Sometimes they could also be dropouts. They have made it possible for the rest of us, particularly those in the right age groups, to believe that we could do it too. Or maybe our children could do it if we are too old.
Except, then, that my politicians have to build the infrastructure, attract the right kind of attention and investments where I live, so I am not deprived of this opportunity. Hence this new competition among the chief ministers.
There are of course states that are still not warming up to this new opportunity. West Bengal and Bihar, for example. But it is perhaps only a matter of time. Or, as Narayanamurthy says, it is for the infotech entrepreneurs now to reach out to those who hold political power, to convince them on how technology can be liberating, democratising, empowering.

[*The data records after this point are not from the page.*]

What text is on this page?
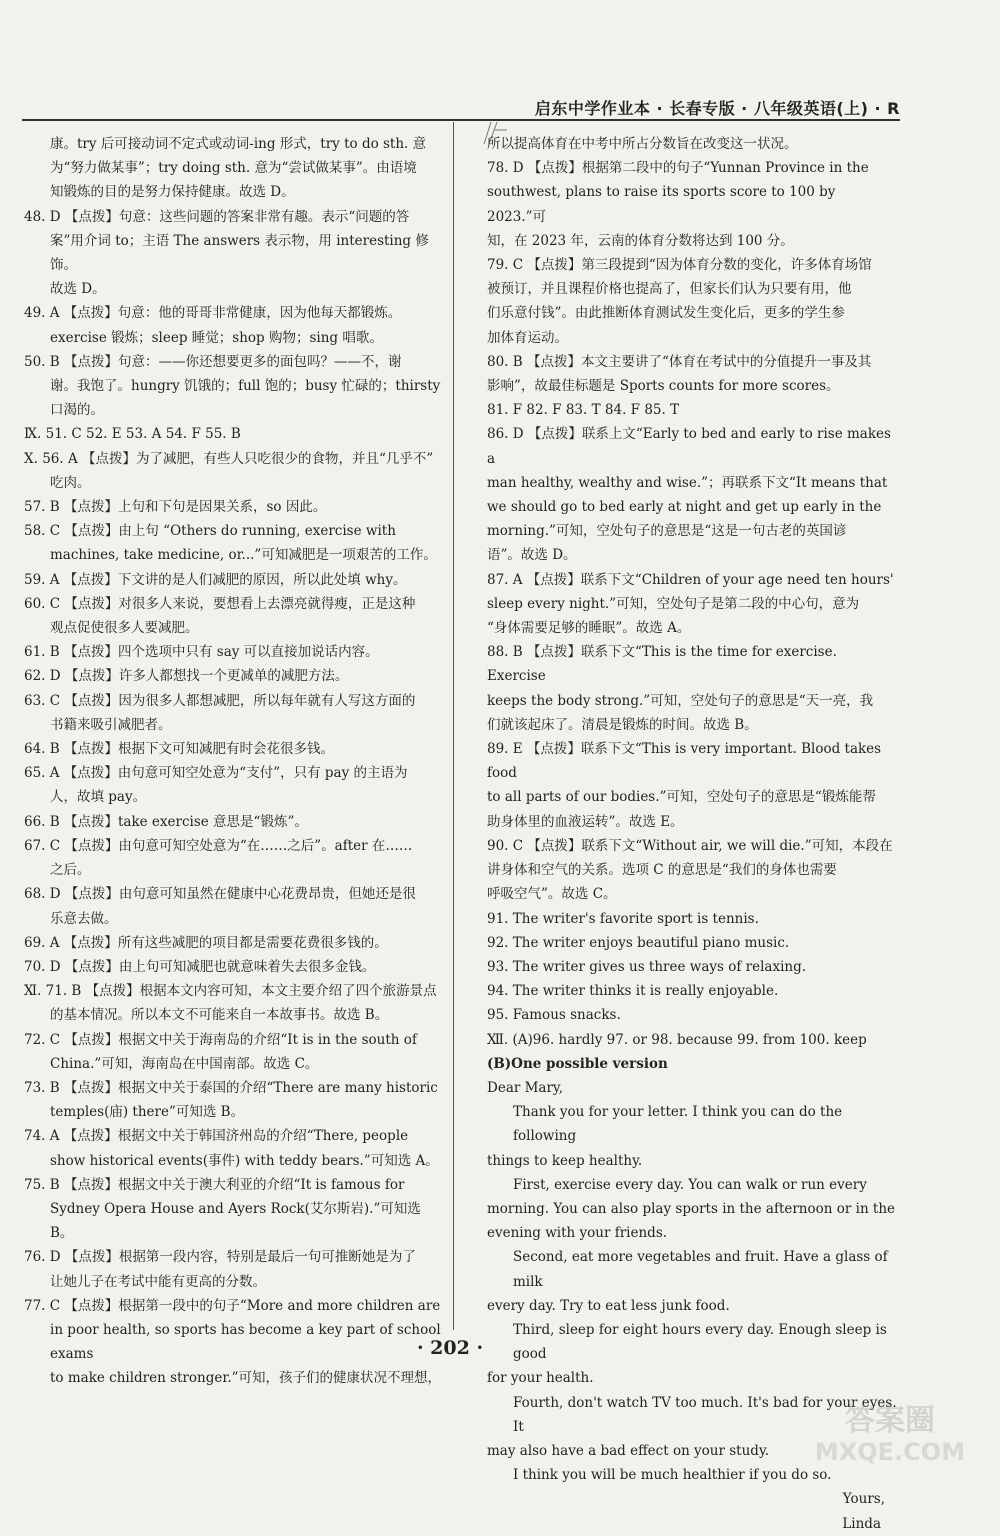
启东中学作业本 · 长春专版 · 八年级英语(上) · R

康。try 后可接动词不定式或动词-ing 形式，try to do sth. 意

为“努力做某事”；try doing sth. 意为“尝试做某事”。由语境

知锻炼的目的是努力保持健康。故选 D。

48. D 【点拨】句意：这些问题的答案非常有趣。表示“问题的答

案”用介词 to；主语 The answers 表示物，用 interesting 修饰。

故选 D。

49. A 【点拨】句意：他的哥哥非常健康，因为他每天都锻炼。

exercise 锻炼；sleep 睡觉；shop 购物；sing 唱歌。

50. B 【点拨】句意：——你还想要更多的面包吗？——不，谢

谢。我饱了。hungry 饥饿的；full 饱的；busy 忙碌的；thirsty

口渴的。

Ⅸ. 51. C 52. E 53. A 54. F 55. B

Ⅹ. 56. A 【点拨】为了减肥，有些人只吃很少的食物，并且“几乎不”

吃肉。

57. B 【点拨】上句和下句是因果关系，so 因此。

58. C 【点拨】由上句 “Others do running, exercise with

machines, take medicine, or...”可知减肥是一项艰苦的工作。

59. A 【点拨】下文讲的是人们减肥的原因，所以此处填 why。

60. C 【点拨】对很多人来说，要想看上去漂亮就得瘦，正是这种

观点促使很多人要减肥。

61. B 【点拨】四个选项中只有 say 可以直接加说话内容。

62. D 【点拨】许多人都想找一个更减单的减肥方法。

63. C 【点拨】因为很多人都想减肥，所以每年就有人写这方面的

书籍来吸引减肥者。

64. B 【点拨】根据下文可知减肥有时会花很多钱。

65. A 【点拨】由句意可知空处意为“支付”，只有 pay 的主语为

人，故填 pay。

66. B 【点拨】take exercise 意思是“锻炼”。

67. C 【点拨】由句意可知空处意为“在……之后”。after 在……

之后。

68. D 【点拨】由句意可知虽然在健康中心花费昂贵，但她还是很

乐意去做。

69. A 【点拨】所有这些减肥的项目都是需要花费很多钱的。

70. D 【点拨】由上句可知减肥也就意味着失去很多金钱。

Ⅺ. 71. B 【点拨】根据本文内容可知，本文主要介绍了四个旅游景点

的基本情况。所以本文不可能来自一本故事书。故选 B。

72. C 【点拨】根据文中关于海南岛的介绍“It is in the south of

China.”可知，海南岛在中国南部。故选 C。

73. B 【点拨】根据文中关于泰国的介绍“There are many historic

temples(庙) there”可知选 B。

74. A 【点拨】根据文中关于韩国济州岛的介绍“There, people

show historical events(事件) with teddy bears.”可知选 A。

75. B 【点拨】根据文中关于澳大利亚的介绍“It is famous for

Sydney Opera House and Ayers Rock(艾尔斯岩).”可知选 B。

76. D 【点拨】根据第一段内容，特别是最后一句可推断她是为了

让她儿子在考试中能有更高的分数。

77. C 【点拨】根据第一段中的句子“More and more children are

in poor health, so sports has become a key part of school exams

to make children stronger.”可知，孩子们的健康状况不理想，

所以提高体育在中考中所占分数旨在改变这一状况。

78. D 【点拨】根据第二段中的句子“Yunnan Province in the

southwest, plans to raise its sports score to 100 by 2023.”可

知，在 2023 年，云南的体育分数将达到 100 分。

79. C 【点拨】第三段提到“因为体育分数的变化，许多体育场馆

被预订，并且课程价格也提高了，但家长们认为只要有用，他

们乐意付钱”。由此推断体育测试发生变化后，更多的学生参

加体育运动。

80. B 【点拨】本文主要讲了“体育在考试中的分值提升一事及其

影响”，故最佳标题是 Sports counts for more scores。

81. F 82. F 83. T 84. F 85. T

86. D 【点拨】联系上文“Early to bed and early to rise makes a

man healthy, wealthy and wise.”；再联系下文“It means that

we should go to bed early at night and get up early in the

morning.”可知，空处句子的意思是“这是一句古老的英国谚

语”。故选 D。

87. A 【点拨】联系下文“Children of your age need ten hours'

sleep every night.”可知，空处句子是第二段的中心句，意为

“身体需要足够的睡眠”。故选 A。

88. B 【点拨】联系下文“This is the time for exercise. Exercise

keeps the body strong.”可知，空处句子的意思是“天一亮，我

们就该起床了。清晨是锻炼的时间。故选 B。

89. E 【点拨】联系下文“This is very important. Blood takes food

to all parts of our bodies.”可知，空处句子的意思是“锻炼能帮

助身体里的血液运转”。故选 E。

90. C 【点拨】联系下文“Without air, we will die.”可知，本段在

讲身体和空气的关系。选项 C 的意思是“我们的身体也需要

呼吸空气”。故选 C。

91. The writer's favorite sport is tennis.

92. The writer enjoys beautiful piano music.

93. The writer gives us three ways of relaxing.

94. The writer thinks it is really enjoyable.

95. Famous snacks.

Ⅻ. (A)96. hardly 97. or 98. because 99. from 100. keep

(B)One possible version

Dear Mary,

Thank you for your letter. I think you can do the following

things to keep healthy.

First, exercise every day. You can walk or run every

morning. You can also play sports in the afternoon or in the

evening with your friends.

Second, eat more vegetables and fruit. Have a glass of milk

every day. Try to eat less junk food.

Third, sleep for eight hours every day. Enough sleep is good

for your health.

Fourth, don't watch TV too much. It's bad for your eyes. It

may also have a bad effect on your study.

I think you will be much healthier if you do so.

Yours,

Linda

· 202 ·
答案圈
MXQE.COM
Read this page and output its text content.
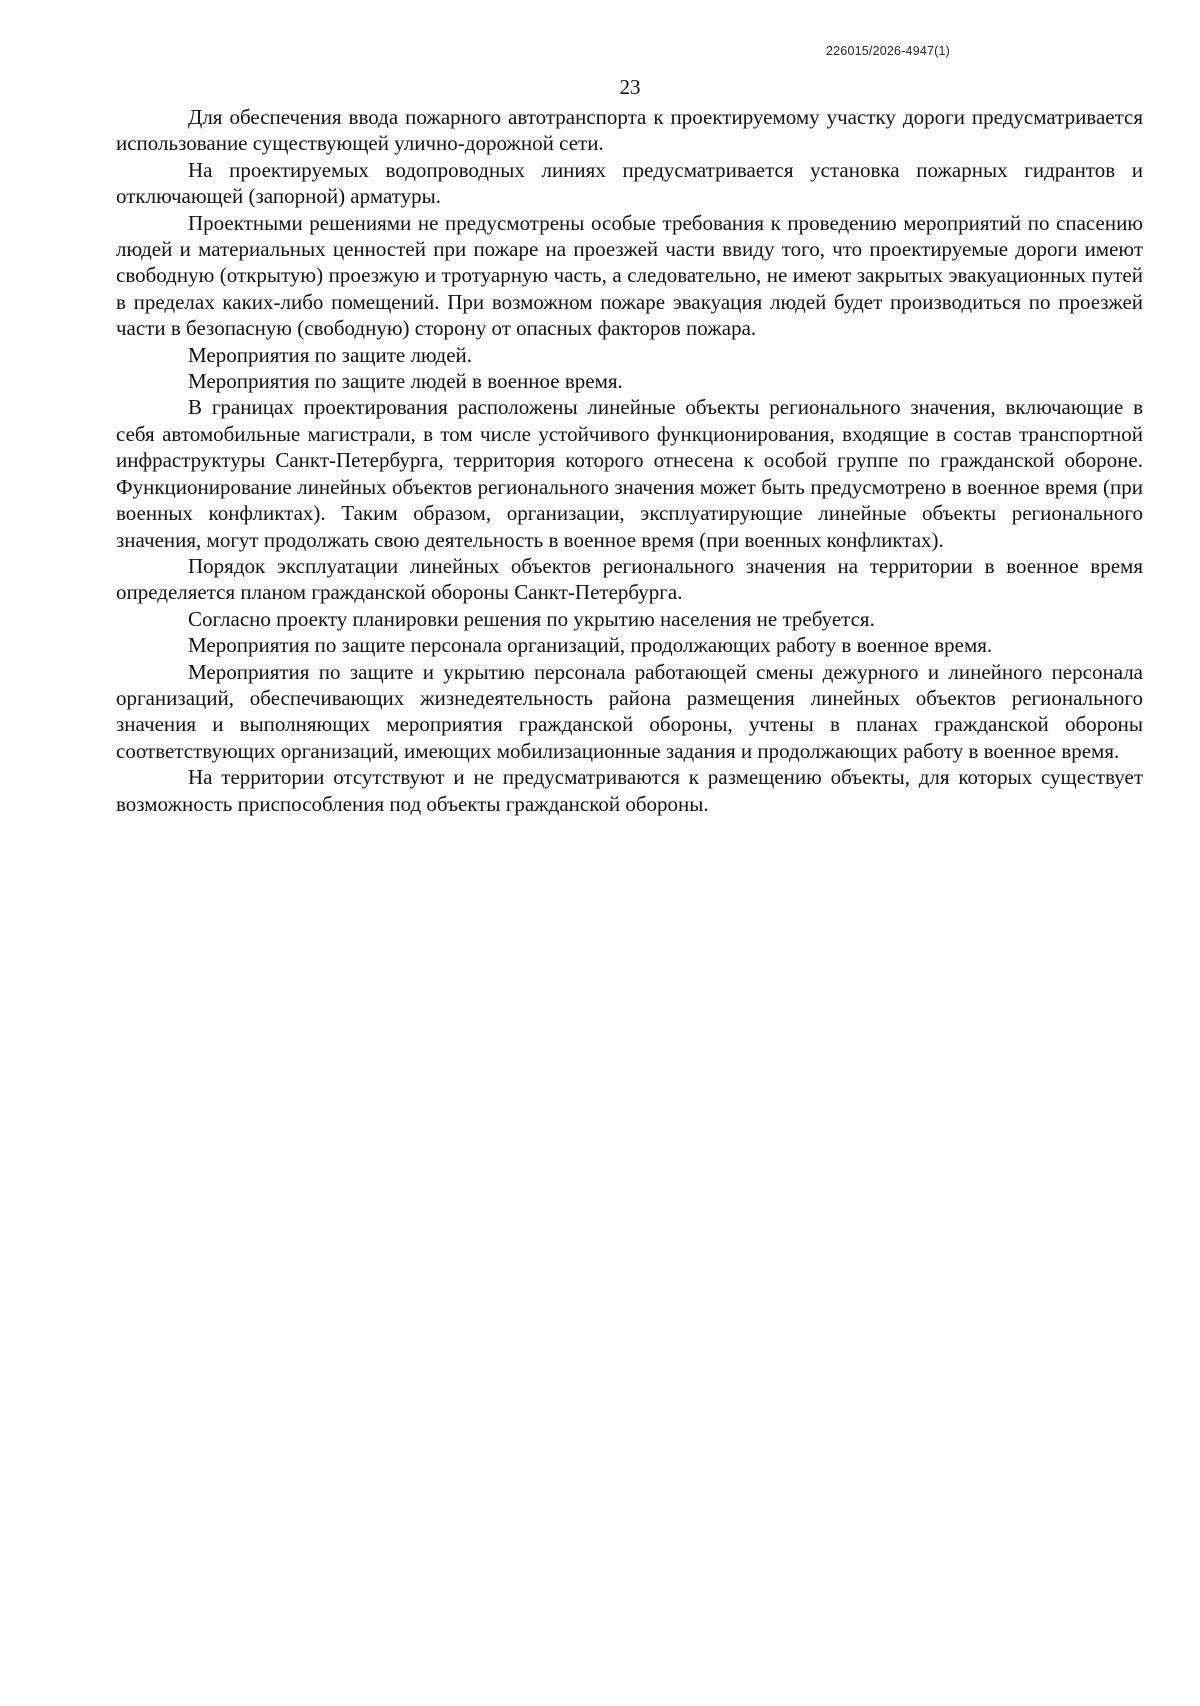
226015/2026-4947(1)
23

Для обеспечения ввода пожарного автотранспорта к проектируемому участку дороги предусматривается использование существующей улично-дорожной сети.

На проектируемых водопроводных линиях предусматривается установка пожарных гидрантов и отключающей (запорной) арматуры.

Проектными решениями не предусмотрены особые требования к проведению мероприятий по спасению людей и материальных ценностей при пожаре на проезжей части ввиду того, что проектируемые дороги имеют свободную (открытую) проезжую и тротуарную часть, а следовательно, не имеют закрытых эвакуационных путей в пределах каких-либо помещений. При возможном пожаре эвакуация людей будет производиться по проезжей части в безопасную (свободную) сторону от опасных факторов пожара.

Мероприятия по защите людей.

Мероприятия по защите людей в военное время.

В границах проектирования расположены линейные объекты регионального значения, включающие в себя автомобильные магистрали, в том числе устойчивого функционирования, входящие в состав транспортной инфраструктуры Санкт-Петербурга, территория которого отнесена к особой группе по гражданской обороне. Функционирование линейных объектов регионального значения может быть предусмотрено в военное время (при военных конфликтах). Таким образом, организации, эксплуатирующие линейные объекты регионального значения, могут продолжать свою деятельность в военное время (при военных конфликтах).

Порядок эксплуатации линейных объектов регионального значения на территории в военное время определяется планом гражданской обороны Санкт-Петербурга.

Согласно проекту планировки решения по укрытию населения не требуется.

Мероприятия по защите персонала организаций, продолжающих работу в военное время.

Мероприятия по защите и укрытию персонала работающей смены дежурного и линейного персонала организаций, обеспечивающих жизнедеятельность района размещения линейных объектов регионального значения и выполняющих мероприятия гражданской обороны, учтены в планах гражданской обороны соответствующих организаций, имеющих мобилизационные задания и продолжающих работу в военное время.

На территории отсутствуют и не предусматриваются к размещению объекты, для которых существует возможность приспособления под объекты гражданской обороны.
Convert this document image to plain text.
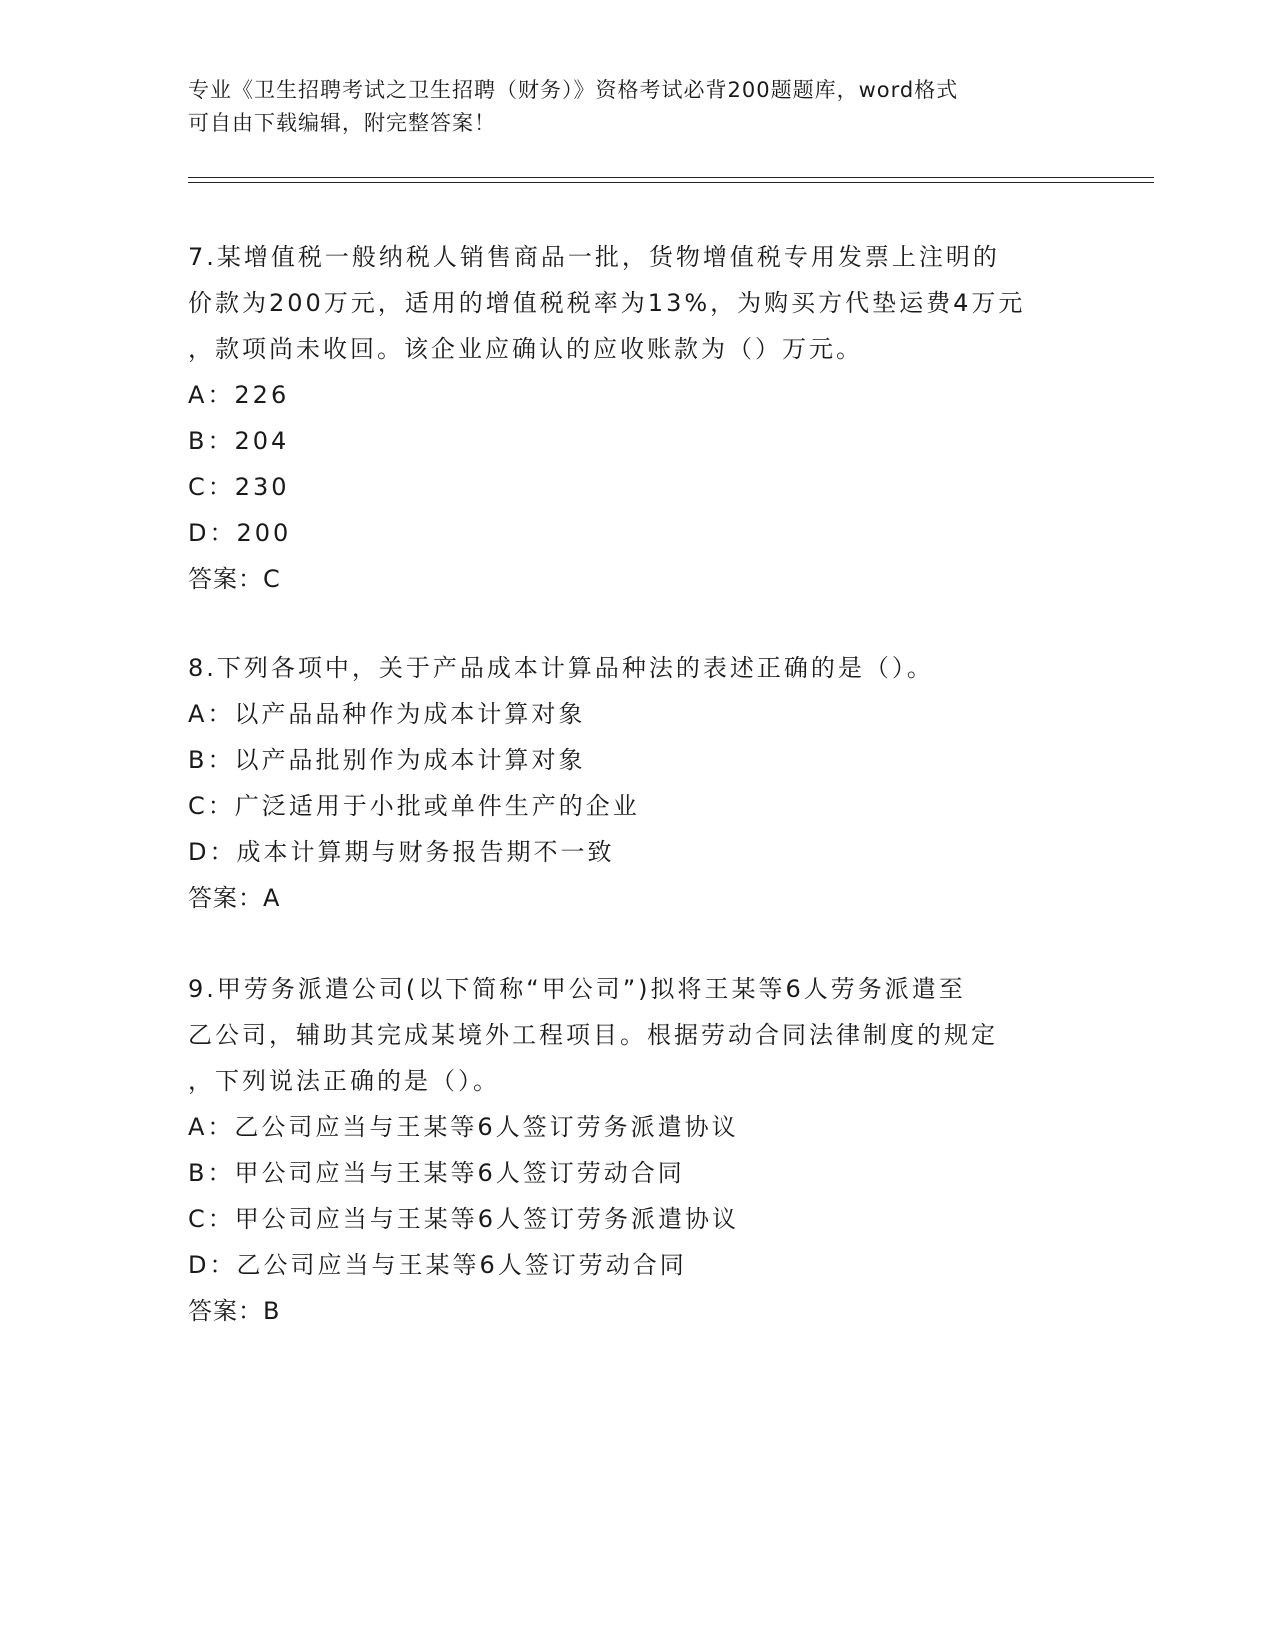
专业《卫生招聘考试之卫生招聘（财务）》资格考试必背200题题库，word格式
可自由下载编辑，附完整答案！

7.某增值税一般纳税人销售商品一批，货物增值税专用发票上注明的

价款为200万元，适用的增值税税率为13%，为购买方代垫运费4万元

，款项尚未收回。该企业应确认的应收账款为（）万元。

A：226

B：204

C：230

D：200

答案：C

8.下列各项中，关于产品成本计算品种法的表述正确的是（）。

A：以产品品种作为成本计算对象

B：以产品批别作为成本计算对象

C：广泛适用于小批或单件生产的企业

D：成本计算期与财务报告期不一致

答案：A

9.甲劳务派遣公司(以下简称“甲公司”)拟将王某等6人劳务派遣至

乙公司，辅助其完成某境外工程项目。根据劳动合同法律制度的规定

，下列说法正确的是（）。

A：乙公司应当与王某等6人签订劳务派遣协议

B：甲公司应当与王某等6人签订劳动合同

C：甲公司应当与王某等6人签订劳务派遣协议

D：乙公司应当与王某等6人签订劳动合同

答案：B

Seven years after he initiated the reforms, Manmohan Singh could now begin to savour its success. When Chautala meets Gates with a request to invest in Gurgaon, it is nothing but the trickle-down effect at work. When Parkash Singh Badal, who blew hundreds of crores on allegedly free power to his farmers and extravagant memorials to commemorate the tercentenary of the Khalsa, now pleads with Gates and other infotech czars to come to Punjab which needs clean, green industry, it is a transformation in our politics we need to celebrate. And when newspapers give less space on front pages when Putin comes calling than they gave to Bill and Jack, it would underline the maturing of a new Indian capitalism and, hopefully, the final burial for the curse of Nehruvian socialism.